Capping rent increases to match the rising cost of living, and a ban for some islanders buying homes to let out are two of the measures the Jersey government is considering to tackle the lack of housing affordability.
The plans were revealed in response to an online petition demanding a rent cap hitting more than 3,000 signatures - the level needed to trigger a statement.
Housing Minister Sam Mezac posted a lengthy response detailing several policy ideas his officials are working on.
“The government must pursue policies that will improve the standard of living for islanders, including making housing more affordable across all sectors,” said the statement.
“Legislating to cap rents at a particular level is just one option, however it has shown limited success when it has been used previously in Jersey and in other jurisdictions. There are many other options to improve the affordability and quality of housing that must be considered too.”
Senator John Le Fondré said caps – which allows government to put a limit on rents – would not be his preferred way forward.
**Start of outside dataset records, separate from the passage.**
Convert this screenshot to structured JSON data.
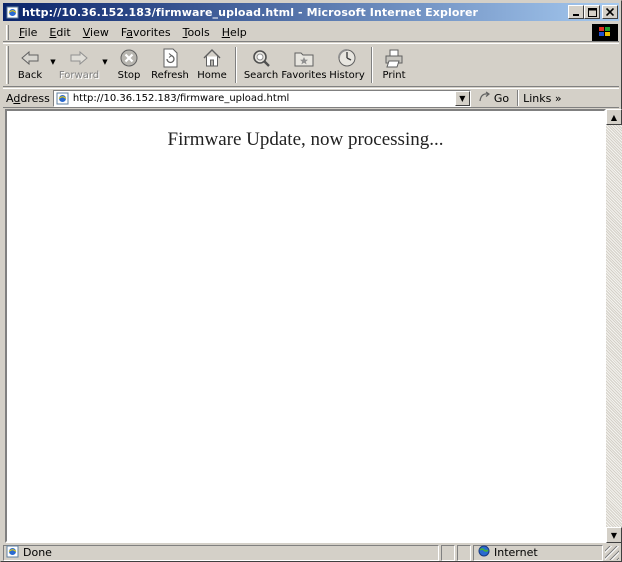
{
  "window": {
    "title": "http://10.36.152.183/firmware_upload.html - Microsoft Internet Explorer"
  },
  "menu": {
    "items": [
      {
        "pre": "",
        "key": "F",
        "post": "ile"
      },
      {
        "pre": "",
        "key": "E",
        "post": "dit"
      },
      {
        "pre": "",
        "key": "V",
        "post": "iew"
      },
      {
        "pre": "F",
        "key": "a",
        "post": "vorites"
      },
      {
        "pre": "",
        "key": "T",
        "post": "ools"
      },
      {
        "pre": "",
        "key": "H",
        "post": "elp"
      }
    ]
  },
  "toolbar": {
    "back": "Back",
    "forward": "Forward",
    "stop": "Stop",
    "refresh": "Refresh",
    "home": "Home",
    "search": "Search",
    "favorites": "Favorites",
    "history": "History",
    "print": "Print"
  },
  "address": {
    "label_pre": "A",
    "label_key": "d",
    "label_post": "dress",
    "url": "http://10.36.152.183/firmware_upload.html",
    "go": "Go",
    "links": "Links »"
  },
  "page": {
    "message": "Firmware Update, now processing..."
  },
  "status": {
    "text": "Done",
    "zone": "Internet"
  },
  "colors": {
    "title_start": "#0a246a",
    "title_end": "#a6caf0",
    "chrome": "#d4d0c8"
  }
}
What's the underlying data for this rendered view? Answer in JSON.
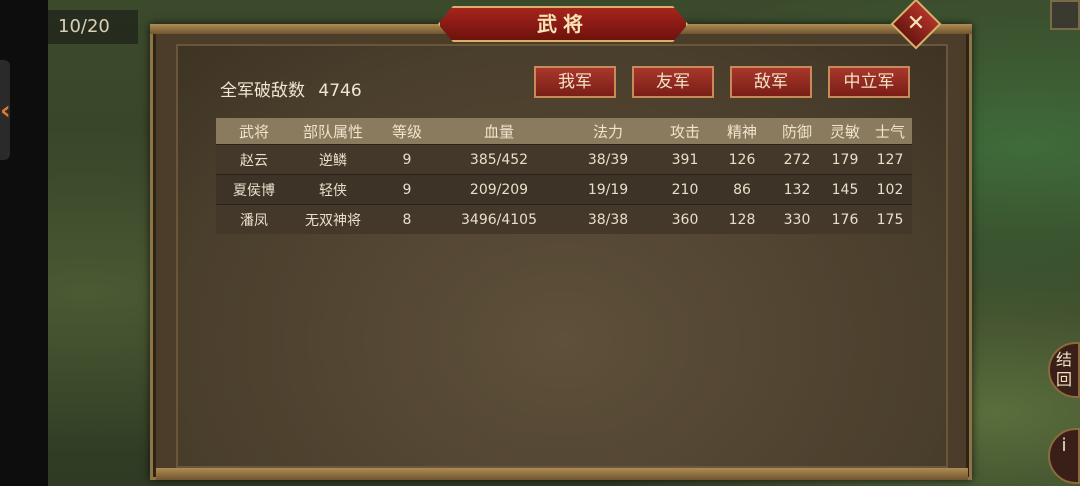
{
  "game": {
    "turn_counter": "10/20",
    "side_buttons": [
      "结\n回",
      "i"
    ]
  },
  "dialog": {
    "title": "武将",
    "close_label": "✕",
    "kills_label": "全军破敌数",
    "kills_value": "4746",
    "factions": [
      "我军",
      "友军",
      "敌军",
      "中立军"
    ]
  },
  "table": {
    "headers": [
      "武将",
      "部队属性",
      "等级",
      "血量",
      "法力",
      "攻击",
      "精神",
      "防御",
      "灵敏",
      "士气"
    ],
    "rows": [
      [
        "赵云",
        "逆鳞",
        "9",
        "385/452",
        "38/39",
        "391",
        "126",
        "272",
        "179",
        "127"
      ],
      [
        "夏侯博",
        "轻侠",
        "9",
        "209/209",
        "19/19",
        "210",
        "86",
        "132",
        "145",
        "102"
      ],
      [
        "潘凤",
        "无双神将",
        "8",
        "3496/4105",
        "38/38",
        "360",
        "128",
        "330",
        "176",
        "175"
      ]
    ]
  }
}
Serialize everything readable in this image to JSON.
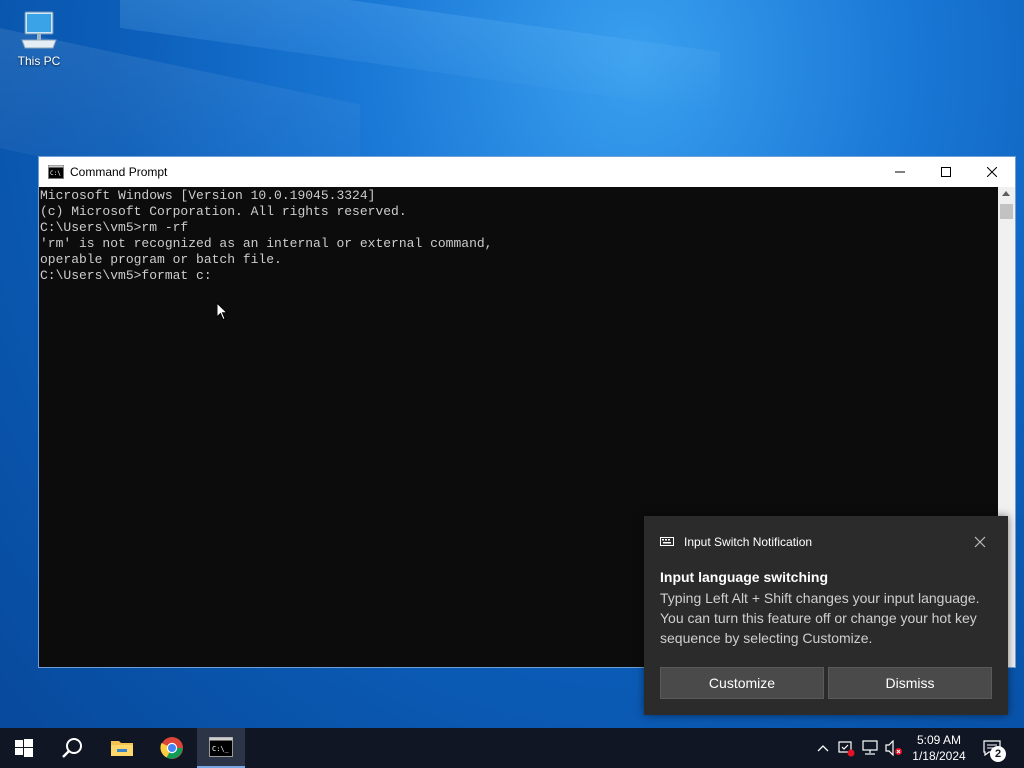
{
  "desktop": {
    "icons": [
      {
        "label": "This PC",
        "icon": "computer-icon"
      }
    ]
  },
  "cmd": {
    "title": "Command Prompt",
    "lines": [
      "Microsoft Windows [Version 10.0.19045.3324]",
      "(c) Microsoft Corporation. All rights reserved.",
      "",
      "C:\\Users\\vm5>rm -rf",
      "'rm' is not recognized as an internal or external command,",
      "operable program or batch file.",
      "",
      "C:\\Users\\vm5>format c:"
    ],
    "controls": {
      "minimize": "minimize-icon",
      "maximize": "maximize-icon",
      "close": "close-icon"
    }
  },
  "toast": {
    "app_name": "Input Switch Notification",
    "title": "Input language switching",
    "body": "Typing Left Alt + Shift changes your input language. You can turn this feature off or change your hot key sequence by selecting Customize.",
    "buttons": {
      "customize": "Customize",
      "dismiss": "Dismiss"
    }
  },
  "taskbar": {
    "items": [
      "start-icon",
      "search-icon",
      "file-explorer-icon",
      "chrome-icon",
      "command-prompt-icon"
    ],
    "tray": [
      "chevron-up-icon",
      "security-icon",
      "network-icon",
      "volume-muted-icon"
    ],
    "time": "5:09 AM",
    "date": "1/18/2024",
    "notification_count": "2"
  }
}
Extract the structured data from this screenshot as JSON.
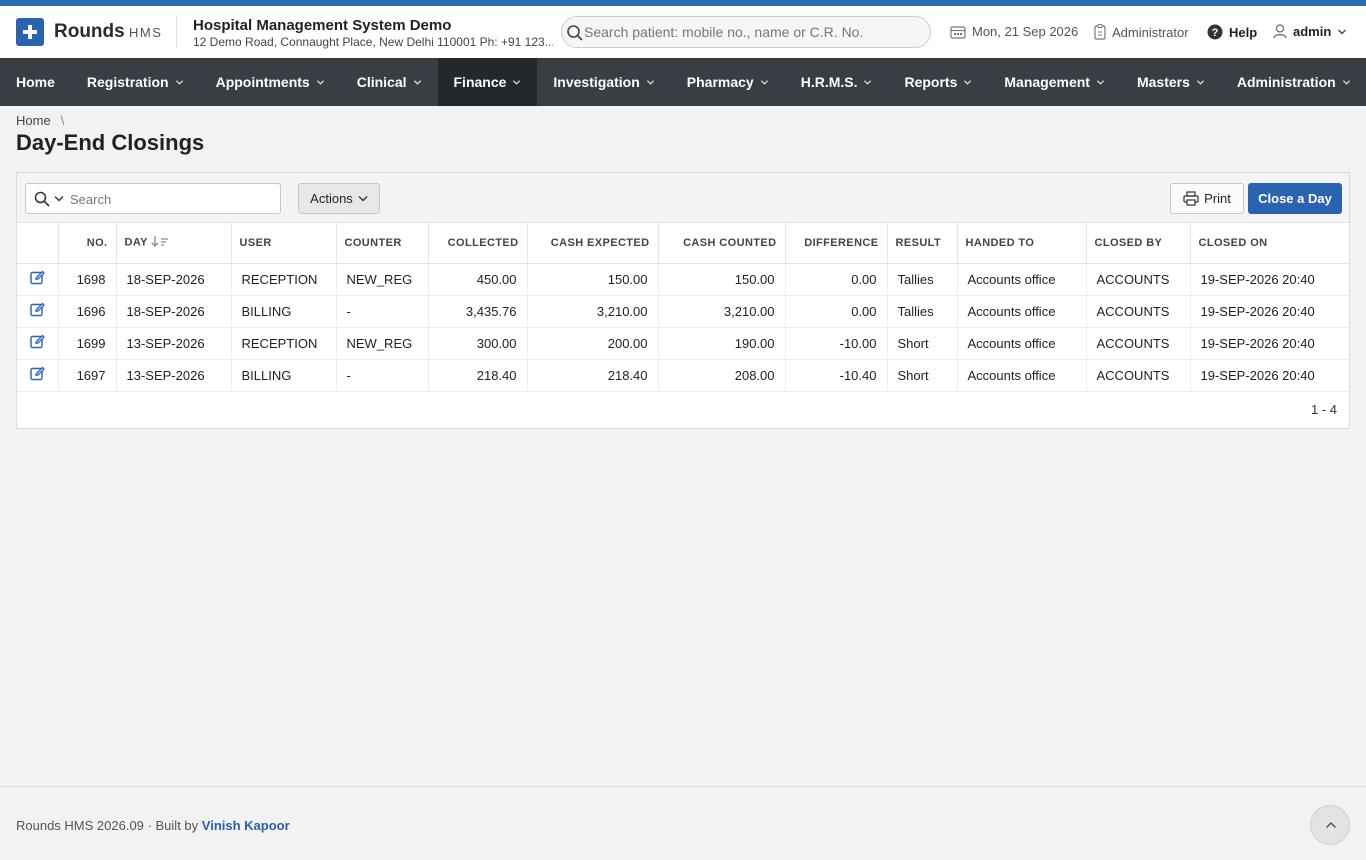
{
  "header": {
    "brand": "Rounds",
    "brand_sub": "HMS",
    "org_name": "Hospital Management System Demo",
    "org_address": "12 Demo Road, Connaught Place, New Delhi 110001 Ph: +91 123...",
    "search_placeholder": "Search patient: mobile no., name or C.R. No.",
    "date": "Mon, 21 Sep 2026",
    "role": "Administrator",
    "help": "Help",
    "user": "admin"
  },
  "nav": {
    "items": [
      "Home",
      "Registration",
      "Appointments",
      "Clinical",
      "Finance",
      "Investigation",
      "Pharmacy",
      "H.R.M.S.",
      "Reports",
      "Management",
      "Masters",
      "Administration"
    ],
    "active": "Finance"
  },
  "breadcrumb": {
    "home": "Home",
    "separator": "\\"
  },
  "page": {
    "title": "Day-End Closings"
  },
  "toolbar": {
    "search_placeholder": "Search",
    "actions_label": "Actions",
    "print_label": "Print",
    "close_day_label": "Close a Day"
  },
  "table": {
    "columns": [
      "NO.",
      "DAY",
      "USER",
      "COUNTER",
      "COLLECTED",
      "CASH EXPECTED",
      "CASH COUNTED",
      "DIFFERENCE",
      "RESULT",
      "HANDED TO",
      "CLOSED BY",
      "CLOSED ON"
    ],
    "rows": [
      [
        "1698",
        "18-SEP-2026",
        "RECEPTION",
        "NEW_REG",
        "450.00",
        "150.00",
        "150.00",
        "0.00",
        "Tallies",
        "Accounts office",
        "ACCOUNTS",
        "19-SEP-2026 20:40"
      ],
      [
        "1696",
        "18-SEP-2026",
        "BILLING",
        "-",
        "3,435.76",
        "3,210.00",
        "3,210.00",
        "0.00",
        "Tallies",
        "Accounts office",
        "ACCOUNTS",
        "19-SEP-2026 20:40"
      ],
      [
        "1699",
        "13-SEP-2026",
        "RECEPTION",
        "NEW_REG",
        "300.00",
        "200.00",
        "190.00",
        "-10.00",
        "Short",
        "Accounts office",
        "ACCOUNTS",
        "19-SEP-2026 20:40"
      ],
      [
        "1697",
        "13-SEP-2026",
        "BILLING",
        "-",
        "218.40",
        "218.40",
        "208.00",
        "-10.40",
        "Short",
        "Accounts office",
        "ACCOUNTS",
        "19-SEP-2026 20:40"
      ]
    ],
    "pagination": "1 - 4"
  },
  "footer": {
    "version": "Rounds HMS 2026.09",
    "dot": "·",
    "built_by": "Built by",
    "author": "Vinish Kapoor"
  },
  "colors": {
    "accent": "#2a63b0",
    "nav_bg": "#383e44",
    "nav_active": "#23282d"
  }
}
Instead, he said that other options such as limiting migration, ‘taking the heat out of the local property market’ and delivering new homes were more likely to be effective.
The measures under consideration include:
- A ban on property investors without Jersey housing qualification buying homes in new developments
- A bid to stabilise rents by forcing landlords to offer tenancy agreements with clauses barring above-inflation rent increases
- Building up to 1,000 more affordable homes by 2020
The government is also about to introduce minimum standards for buy to let homes to improve living conditions for tenants.
Nick Dodsley of ND Estates, who is the vice-president of the Jersey Estate Agents’ Association, said that any ban on buying homes would be unfair on investors.
“We think a moratorium may have unintended consequences and the government should not seek to intervene in the market without a full consultation and discussion with the industry as a whole. The effect may also damage re-sales by owner-occupiers.
“Landlords are under pressure already from legislation which is designed to bring in better quality rentals for tenants.”